I did, as per usual, get up and at ‘em, but in my 8,000-step
walk to get to a grocery store on the next block (I went via the river), I discovered
it was closed, perhaps permanently. There are multiple businesses shutting down
here in some political actions, but I don’t know if this particular grocery
store is in that department. I’d tried to go last week and it was closed, too,
but I hadn’t realized it was a permanent thing.
So this marks three weeks without hitting a grocery store
and honestly, I still have plenty of food. I basically need bread to make my PB
sandwiches for lunch; I’m still loaded on everything else. I really want to buy
carrots and hummus but I am a little concerned that if I go to the grocery store,
I’ll buy that and more. The same old is really getting old. It appears I’m down
to less than four months, and with the pantry stock I just don’t see eating out
any time soon.
And hopefully it’s not less than “less than four months.” Our
relations with Belarus are a tad sketchy right now and people at work are a
little concerned at what may happen. International relations geeks may have
seen the news out of Lithuania that the eventual U.S. ambassador to Belarus
(first since 2008) was in Vilnius recently. The foreign ministry there
apparently announced for some reason that she was seeking to be accredited there
and would be sort of an adjunct ambassador to Belarus.
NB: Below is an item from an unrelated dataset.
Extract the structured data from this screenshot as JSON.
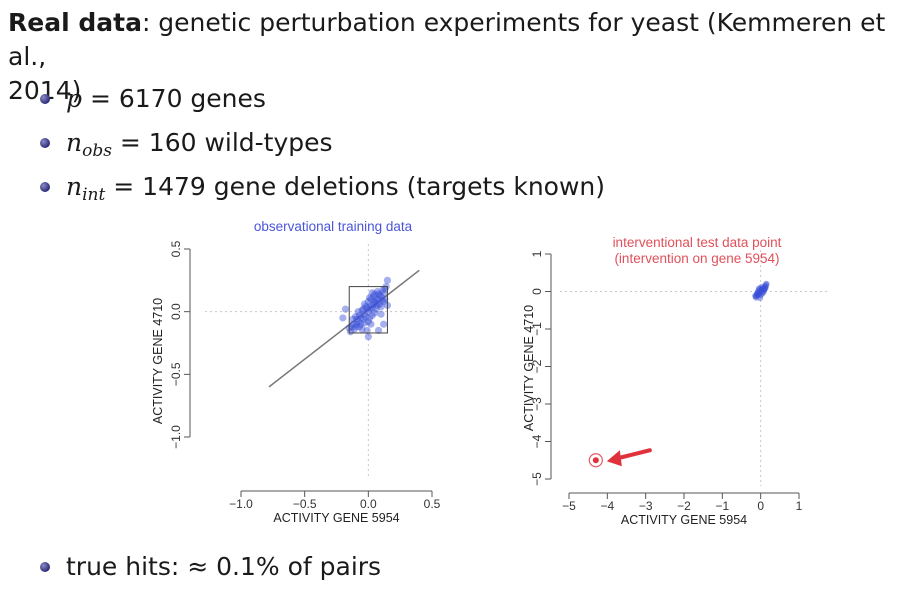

I’ve no idea where they
got that, because it doesn’t work that way but it’s causing some people I work
with to be a little on edge because we don’t know what’s going to happen.
Next weekend, though, I know what I hope to happen: we have
a four-day weekend and I plan on getting out of town. I’ve now been vaccinated,
although I don’t yet have full immunity, but Belarus has not at any point shut
down, so I figured I’d just take the train. Belarus isn’t that big a country (one
reason Chernobyl was horrific) and the border isn’t further than four hours in
any direction. Minsk is conveniently smack in the middle.
There are a handful of major cities, and my plan on this
long weekend (Friday is something that I don’t’ remember and Orthodox Easter is
Monday) is to take an early train to a city in the northeast that’s almost on
the Russian border, then take a bus the next day to another city that’s south
of that and then come back on Sunday. Even with some pretty awful Russian, I
managed to get the train tickets from cities 1-2 and 3-1 yesterday. I’m hoping
to bus between 2-3 because it’s for some reason an hour shorter but I have both
the train and bus schedules written down just in case. And Expedia came through
with hotels.
As far as what I will do, I have no idea beyond going to the
Marc
Chagall museum and just walking around. It’ll be nice, I think, to just
walk around a different city.
Last Tuesday, I got to do that, too. I was able to go to Vilnius for a meeting. The next morning, I woke up at 5:30 and just walked all around the Old Town. I’d been before – I took a Baltics trip from Istanbul – so I wasn’t in it for touristy things but just walked to be someplace else.
In Vilnius |
In May, hopefully, I’ll get to explore Belarus a little
more. Beyond this weekend’s trip, we have the Chernobyl thing planned and then
a long weekend for Memorial Day. If I can do all those, then I really will have
seen every corner of this country, albeit only lightly. There’s a lot of
castles and things here that I don’t know if I’ll get to, but if I can at least
do these things, maybe that will make me feel like this hasn’t been a waste of
a tour as far as travel goes.
I’m still hoping to do some out of country travel and am
eyeing places that are opening up. So far, Iceland and the Seychelles are open
but I’m really just hoping that Poland starts letting people in. I’d also still
like to see Bratislava, but that one will be more complicated because it
involves leaving one country, flying to another and then taking a bus to
another. Maybe July.
In a couple weeks, I am due to get a new boss, and my hope
is that come June and July things will have settled down enough to take a week
off each of those months to go somewhere. I have a lot of “use or lose” time
that I need to figure out how to take between now and Baghdad, because,
assuming I get to Baghdad, I won’t be able to take off until 2022.